The key problem is that the Insurance policy will stay in the Sellers name, you cant change it without alerting the lender and risking the due on sale clause, and you also cant just leave it because the Lender wont protect the Buyer who isn’t the insured.

Despite essentially PRYING TEETH to get this answer, the good news is the solution is pretty simple.

Essentially you just work with the EXISTING insurance company and add the buyer as an additional insured, and then if there’s an issue such as the house burning down they’ll be more willing to work with the buyer.

  1. What happens if the Seller dies while still being on the mortgage?

When a person dies, all their creditors are made aware so that they can seek to reclaim their debts from either the deceased estates or next of kin.

Well what happens when the lienholder on the property you bought subject to learns that the property securing their debt is no longer in the estate of the deceased?

The handful of times I have heard of this happening, the lienholder has called the loan due with no other choice.

The options in this case are to either Refinance or Pay off the debt. Sorry no sexy secret work around here.

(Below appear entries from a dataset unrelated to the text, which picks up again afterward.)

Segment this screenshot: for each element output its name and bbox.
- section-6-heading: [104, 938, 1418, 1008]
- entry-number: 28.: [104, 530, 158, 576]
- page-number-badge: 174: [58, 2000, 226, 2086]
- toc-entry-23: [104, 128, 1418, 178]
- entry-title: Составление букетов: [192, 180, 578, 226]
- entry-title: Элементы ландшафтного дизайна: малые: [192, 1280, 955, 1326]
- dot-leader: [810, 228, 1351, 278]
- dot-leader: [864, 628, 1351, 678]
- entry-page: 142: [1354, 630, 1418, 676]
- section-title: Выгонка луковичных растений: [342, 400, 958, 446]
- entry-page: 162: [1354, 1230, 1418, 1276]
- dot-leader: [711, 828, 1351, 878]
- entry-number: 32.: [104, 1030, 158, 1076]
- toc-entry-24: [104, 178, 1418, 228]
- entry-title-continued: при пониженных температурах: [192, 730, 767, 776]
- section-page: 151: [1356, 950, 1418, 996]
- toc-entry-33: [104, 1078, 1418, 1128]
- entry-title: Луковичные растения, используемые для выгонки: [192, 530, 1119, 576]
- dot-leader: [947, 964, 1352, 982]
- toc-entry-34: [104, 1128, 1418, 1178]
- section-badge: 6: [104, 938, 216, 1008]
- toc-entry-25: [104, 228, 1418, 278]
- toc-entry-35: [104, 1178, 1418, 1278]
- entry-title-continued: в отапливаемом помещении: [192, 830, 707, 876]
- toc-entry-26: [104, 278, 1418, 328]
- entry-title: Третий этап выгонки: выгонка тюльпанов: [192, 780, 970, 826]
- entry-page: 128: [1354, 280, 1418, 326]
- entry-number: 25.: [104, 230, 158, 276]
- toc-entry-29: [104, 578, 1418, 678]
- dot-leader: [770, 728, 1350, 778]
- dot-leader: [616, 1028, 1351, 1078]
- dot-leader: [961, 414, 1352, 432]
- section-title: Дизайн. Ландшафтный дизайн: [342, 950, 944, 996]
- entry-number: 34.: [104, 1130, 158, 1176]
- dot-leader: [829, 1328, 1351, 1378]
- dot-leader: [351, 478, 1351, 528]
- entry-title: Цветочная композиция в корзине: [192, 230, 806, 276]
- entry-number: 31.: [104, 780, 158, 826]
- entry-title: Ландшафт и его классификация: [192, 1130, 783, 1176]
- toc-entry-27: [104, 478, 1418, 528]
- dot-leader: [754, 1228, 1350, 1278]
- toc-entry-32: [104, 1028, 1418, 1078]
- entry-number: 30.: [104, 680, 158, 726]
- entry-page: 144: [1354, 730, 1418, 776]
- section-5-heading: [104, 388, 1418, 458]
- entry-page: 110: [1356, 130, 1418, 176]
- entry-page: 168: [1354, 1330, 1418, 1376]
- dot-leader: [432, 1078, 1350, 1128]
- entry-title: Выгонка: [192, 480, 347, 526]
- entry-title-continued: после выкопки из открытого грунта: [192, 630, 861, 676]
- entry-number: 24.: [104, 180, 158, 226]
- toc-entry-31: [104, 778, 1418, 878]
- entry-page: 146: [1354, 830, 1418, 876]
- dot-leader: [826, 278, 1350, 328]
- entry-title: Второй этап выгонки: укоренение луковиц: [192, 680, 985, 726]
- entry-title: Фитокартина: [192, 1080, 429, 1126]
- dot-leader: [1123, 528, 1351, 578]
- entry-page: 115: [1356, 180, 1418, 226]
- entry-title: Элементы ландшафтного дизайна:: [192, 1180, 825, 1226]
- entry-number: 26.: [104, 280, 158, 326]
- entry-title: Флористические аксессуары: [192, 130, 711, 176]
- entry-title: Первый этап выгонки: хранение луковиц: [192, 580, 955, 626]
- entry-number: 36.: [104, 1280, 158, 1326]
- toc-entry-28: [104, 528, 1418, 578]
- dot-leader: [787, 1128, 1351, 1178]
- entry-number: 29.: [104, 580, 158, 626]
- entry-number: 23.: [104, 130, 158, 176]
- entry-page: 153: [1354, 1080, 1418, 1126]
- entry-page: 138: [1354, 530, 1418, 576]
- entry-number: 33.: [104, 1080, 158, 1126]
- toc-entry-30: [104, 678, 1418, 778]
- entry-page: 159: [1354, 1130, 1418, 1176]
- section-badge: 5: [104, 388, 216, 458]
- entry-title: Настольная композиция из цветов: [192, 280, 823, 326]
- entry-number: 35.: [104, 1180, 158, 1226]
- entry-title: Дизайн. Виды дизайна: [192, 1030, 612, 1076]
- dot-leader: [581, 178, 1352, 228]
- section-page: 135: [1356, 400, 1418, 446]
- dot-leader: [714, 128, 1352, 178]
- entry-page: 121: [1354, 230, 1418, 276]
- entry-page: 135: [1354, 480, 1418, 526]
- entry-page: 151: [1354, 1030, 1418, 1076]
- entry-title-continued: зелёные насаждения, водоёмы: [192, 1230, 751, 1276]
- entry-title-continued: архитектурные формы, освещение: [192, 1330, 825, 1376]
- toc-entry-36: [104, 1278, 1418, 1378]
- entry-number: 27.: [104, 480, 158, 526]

The JANKY solution I have heard of is people taking out life insurance policies against the seller… but that’s just getting out of hand in my opinion.

  1. Protecting the Seller in case of Default

The unfortunate thing with Sub To is the Seller is never completely relieved from the debt. And even if you legitimately have the best intentions, how do you protect them in case things get weird?

What happens if you go bankrupt?

What if you wholesale it and the buyer is a dirtbag?

What happens if YOU die and are unable to keep paying?

Well this solution is slightly complicated and also one of the reasons I dont think Sub To is right for most sellers because it TECHNICALLY keeps them very tied to it.

To protect them, you need to create a 2nd position mortgage called a Mirror Mortgage that directly matches the payment of the 1st position loan, but gives them the ability to act FASTER than the primary lienholder should you default.

For example say the Mortgage is a $1000/month payment with $800 going to principle and $200 to interest, the sellers second position Mirror mortgage will also be $1000/month payment with $800 going to principle and $200 to interest but transferring directly to the primary mortgage holder.

This of course all needs to be serviced by a note servicing company so it can actually be enforced, but regardless the seller will need to be que’d in enough to take action if needed.

Anyways there you go!

Long one today! Any other parts of Sub To you want me to dive into?